Pouvoir d’achat sous pression, anxiété climatique, instabilité géopolitique… Les 18-24 ans grandissent dans un environnement marqué par l’incertitude. Pourtant, loin de céder au repli, la Génération Z développe ses propres stratégies de consommation, combinant vigilance budgétaire et recherche de réconfort.
C’est ce double mouvement que met en avant une étude menée par OpinionWay pour FAIRE, en analysant les habitudes d’achat d’une génération qui redéfinit les codes, entre lucidité économique et besoin de préserver des espaces de plaisir.
Une prudence alimentée par un climat de crises
Même si les jeunes ne citent pas spontanément l’actualité comme facteur direct de consommation, leurs comportements traduisent une influence forte des crises économiques et sociales.
Près de neuf jeunes sur dix déclarent que la hausse des prix impacte leurs décisions, tandis que sept sur dix se disent sensibles à l’instabilité politique. L’instabilité géopolitique pèse également davantage sur eux que sur le reste de la population : 65% des 18-24 ans affirment qu’elle influence leur manière de consommer, contre 46% en moyenne.

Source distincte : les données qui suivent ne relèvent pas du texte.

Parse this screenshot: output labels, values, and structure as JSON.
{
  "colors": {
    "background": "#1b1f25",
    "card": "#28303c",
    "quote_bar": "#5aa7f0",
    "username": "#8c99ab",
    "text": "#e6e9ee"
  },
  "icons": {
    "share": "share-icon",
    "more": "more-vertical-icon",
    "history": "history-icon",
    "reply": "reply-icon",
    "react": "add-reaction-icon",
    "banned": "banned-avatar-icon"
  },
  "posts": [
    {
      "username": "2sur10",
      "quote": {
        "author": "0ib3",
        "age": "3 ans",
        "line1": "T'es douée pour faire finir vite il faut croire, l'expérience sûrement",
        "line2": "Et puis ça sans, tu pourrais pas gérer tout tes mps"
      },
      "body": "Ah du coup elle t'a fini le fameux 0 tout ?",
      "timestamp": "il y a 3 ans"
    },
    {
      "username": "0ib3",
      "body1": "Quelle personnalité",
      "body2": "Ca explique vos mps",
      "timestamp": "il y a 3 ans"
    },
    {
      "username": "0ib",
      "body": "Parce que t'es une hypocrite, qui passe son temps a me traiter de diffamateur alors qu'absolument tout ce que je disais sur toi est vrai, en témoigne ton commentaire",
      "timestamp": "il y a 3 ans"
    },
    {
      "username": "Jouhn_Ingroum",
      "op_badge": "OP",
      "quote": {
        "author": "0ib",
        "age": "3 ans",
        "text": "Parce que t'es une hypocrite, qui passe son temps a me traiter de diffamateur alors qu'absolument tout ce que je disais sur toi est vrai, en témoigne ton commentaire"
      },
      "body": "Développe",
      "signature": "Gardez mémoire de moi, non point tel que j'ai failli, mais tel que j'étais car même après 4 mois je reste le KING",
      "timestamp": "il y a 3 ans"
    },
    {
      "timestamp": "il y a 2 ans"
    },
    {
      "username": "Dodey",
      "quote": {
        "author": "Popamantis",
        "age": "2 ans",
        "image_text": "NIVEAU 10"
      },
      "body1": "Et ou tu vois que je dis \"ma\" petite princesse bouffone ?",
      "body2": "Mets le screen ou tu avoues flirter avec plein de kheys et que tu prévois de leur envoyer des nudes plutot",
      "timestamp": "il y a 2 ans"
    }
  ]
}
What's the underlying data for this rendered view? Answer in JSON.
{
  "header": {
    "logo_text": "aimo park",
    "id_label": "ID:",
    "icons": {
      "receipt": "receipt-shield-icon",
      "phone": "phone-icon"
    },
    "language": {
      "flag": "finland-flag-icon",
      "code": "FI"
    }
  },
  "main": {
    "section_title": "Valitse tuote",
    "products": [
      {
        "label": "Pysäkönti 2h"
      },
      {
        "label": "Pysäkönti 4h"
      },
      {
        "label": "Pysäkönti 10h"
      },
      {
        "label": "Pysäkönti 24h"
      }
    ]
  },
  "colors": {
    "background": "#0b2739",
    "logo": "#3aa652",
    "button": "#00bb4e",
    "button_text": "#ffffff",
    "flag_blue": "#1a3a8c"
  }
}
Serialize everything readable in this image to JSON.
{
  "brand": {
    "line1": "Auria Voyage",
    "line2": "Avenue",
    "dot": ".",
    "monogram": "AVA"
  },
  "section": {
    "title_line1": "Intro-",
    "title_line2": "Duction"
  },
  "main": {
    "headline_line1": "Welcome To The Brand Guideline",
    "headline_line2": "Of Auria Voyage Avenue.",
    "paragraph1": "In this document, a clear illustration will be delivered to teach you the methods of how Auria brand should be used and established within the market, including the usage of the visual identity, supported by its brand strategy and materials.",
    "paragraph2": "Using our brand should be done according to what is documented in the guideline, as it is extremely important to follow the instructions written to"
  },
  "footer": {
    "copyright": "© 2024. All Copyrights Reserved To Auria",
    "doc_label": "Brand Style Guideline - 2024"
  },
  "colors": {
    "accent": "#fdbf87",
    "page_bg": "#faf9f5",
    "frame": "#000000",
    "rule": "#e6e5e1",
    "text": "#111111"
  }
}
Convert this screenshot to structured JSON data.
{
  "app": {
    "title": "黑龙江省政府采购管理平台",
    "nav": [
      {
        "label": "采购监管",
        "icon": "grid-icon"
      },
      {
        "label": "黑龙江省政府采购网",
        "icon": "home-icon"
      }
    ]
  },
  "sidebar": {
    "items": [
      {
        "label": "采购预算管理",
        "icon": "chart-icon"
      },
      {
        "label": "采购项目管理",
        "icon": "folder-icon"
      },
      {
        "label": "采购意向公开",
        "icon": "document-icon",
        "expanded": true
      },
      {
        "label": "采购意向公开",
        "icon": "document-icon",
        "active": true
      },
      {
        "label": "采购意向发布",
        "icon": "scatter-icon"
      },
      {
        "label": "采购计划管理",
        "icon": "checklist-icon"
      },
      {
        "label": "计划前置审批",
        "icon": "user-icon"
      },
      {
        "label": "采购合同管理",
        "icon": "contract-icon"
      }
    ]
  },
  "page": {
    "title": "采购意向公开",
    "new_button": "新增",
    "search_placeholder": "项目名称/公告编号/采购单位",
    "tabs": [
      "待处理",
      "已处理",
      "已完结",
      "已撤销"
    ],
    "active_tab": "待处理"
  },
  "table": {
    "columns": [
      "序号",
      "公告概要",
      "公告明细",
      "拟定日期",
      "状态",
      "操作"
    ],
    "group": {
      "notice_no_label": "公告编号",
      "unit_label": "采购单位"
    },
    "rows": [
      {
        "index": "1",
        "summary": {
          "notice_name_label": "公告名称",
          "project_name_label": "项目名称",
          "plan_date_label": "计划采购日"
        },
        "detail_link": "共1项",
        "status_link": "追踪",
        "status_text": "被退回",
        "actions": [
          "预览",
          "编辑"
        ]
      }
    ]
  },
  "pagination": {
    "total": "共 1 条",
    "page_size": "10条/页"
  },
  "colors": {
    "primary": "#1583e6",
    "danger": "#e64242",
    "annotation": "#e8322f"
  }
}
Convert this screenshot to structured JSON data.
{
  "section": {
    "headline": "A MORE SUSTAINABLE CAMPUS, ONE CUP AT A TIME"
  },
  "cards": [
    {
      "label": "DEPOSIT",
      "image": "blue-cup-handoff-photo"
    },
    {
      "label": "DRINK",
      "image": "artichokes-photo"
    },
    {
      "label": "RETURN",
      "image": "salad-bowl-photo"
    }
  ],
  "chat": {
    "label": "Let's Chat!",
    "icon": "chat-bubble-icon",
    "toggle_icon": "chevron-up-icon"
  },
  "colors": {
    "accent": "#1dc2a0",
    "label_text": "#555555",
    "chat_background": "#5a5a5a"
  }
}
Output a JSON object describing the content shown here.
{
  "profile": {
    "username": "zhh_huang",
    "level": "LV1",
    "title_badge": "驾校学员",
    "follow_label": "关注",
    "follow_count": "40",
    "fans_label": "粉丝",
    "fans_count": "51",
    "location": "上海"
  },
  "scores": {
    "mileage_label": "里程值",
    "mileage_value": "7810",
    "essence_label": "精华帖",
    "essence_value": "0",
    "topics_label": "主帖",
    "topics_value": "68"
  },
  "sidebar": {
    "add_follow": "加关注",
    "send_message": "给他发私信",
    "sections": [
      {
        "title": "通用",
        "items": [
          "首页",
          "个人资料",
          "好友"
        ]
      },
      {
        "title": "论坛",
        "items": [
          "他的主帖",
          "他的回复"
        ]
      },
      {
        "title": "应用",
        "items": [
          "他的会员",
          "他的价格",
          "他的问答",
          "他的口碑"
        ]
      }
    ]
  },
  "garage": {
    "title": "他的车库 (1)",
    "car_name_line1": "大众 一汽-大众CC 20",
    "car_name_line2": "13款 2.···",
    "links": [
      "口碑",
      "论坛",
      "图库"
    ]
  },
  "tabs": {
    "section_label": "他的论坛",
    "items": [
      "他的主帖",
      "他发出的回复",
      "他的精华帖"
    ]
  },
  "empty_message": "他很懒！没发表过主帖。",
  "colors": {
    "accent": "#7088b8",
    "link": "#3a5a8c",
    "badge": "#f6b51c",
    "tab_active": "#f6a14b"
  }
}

Cette vigilance se traduit par des arbitrages concrets, notamment une baisse des dépenses en :
- alimentation (35% contre 19% en moyenne),
- produits d’hygiène et cosmétiques (30% contre 16%).
L’étude souligne aussi un état émotionnel plus fragile : 34% se disent plus stressés, 33% plus anxieux, et 21% recherchent davantage d’évasion, à travers les voyages, les loisirs ou les achats plaisir.
Épargner… sans renoncer totalement
À la fois prudente et en quête de petits plaisirs, la Génération Z affiche un comportement ambivalent : près de 80% déclarent épargner davantage, pour sécuriser l’avenir et se rassurer.
Pour autant, cette prudence ne se traduit pas par un arrêt complet des dépenses “plaisir”. Les jeunes réduisent moins leurs sorties que la moyenne nationale (43% contre 51%) et continuent à s’offrir des achats qui participent à leur équilibre émotionnel, notamment dans :
- la décoration,
- les produits culturels,
- les divertissements.
Consommer comme un acte d’expression
Dans un monde anxiogène, la consommation devient aussi un moyen de se projeter et de s’affirmer. L’étude relève que l’humeur influence davantage les décisions d’achat chez les 18-24 ans (42% contre 34% en moyenne).
Les réseaux sociaux occupent une place centrale : 33% des jeunes s’en inspirent pour consommer, contre seulement 10% dans l’ensemble de la population. Les avis en ligne (29% contre 17%) et la publicité (24% contre 10%) restent également des facteurs importants.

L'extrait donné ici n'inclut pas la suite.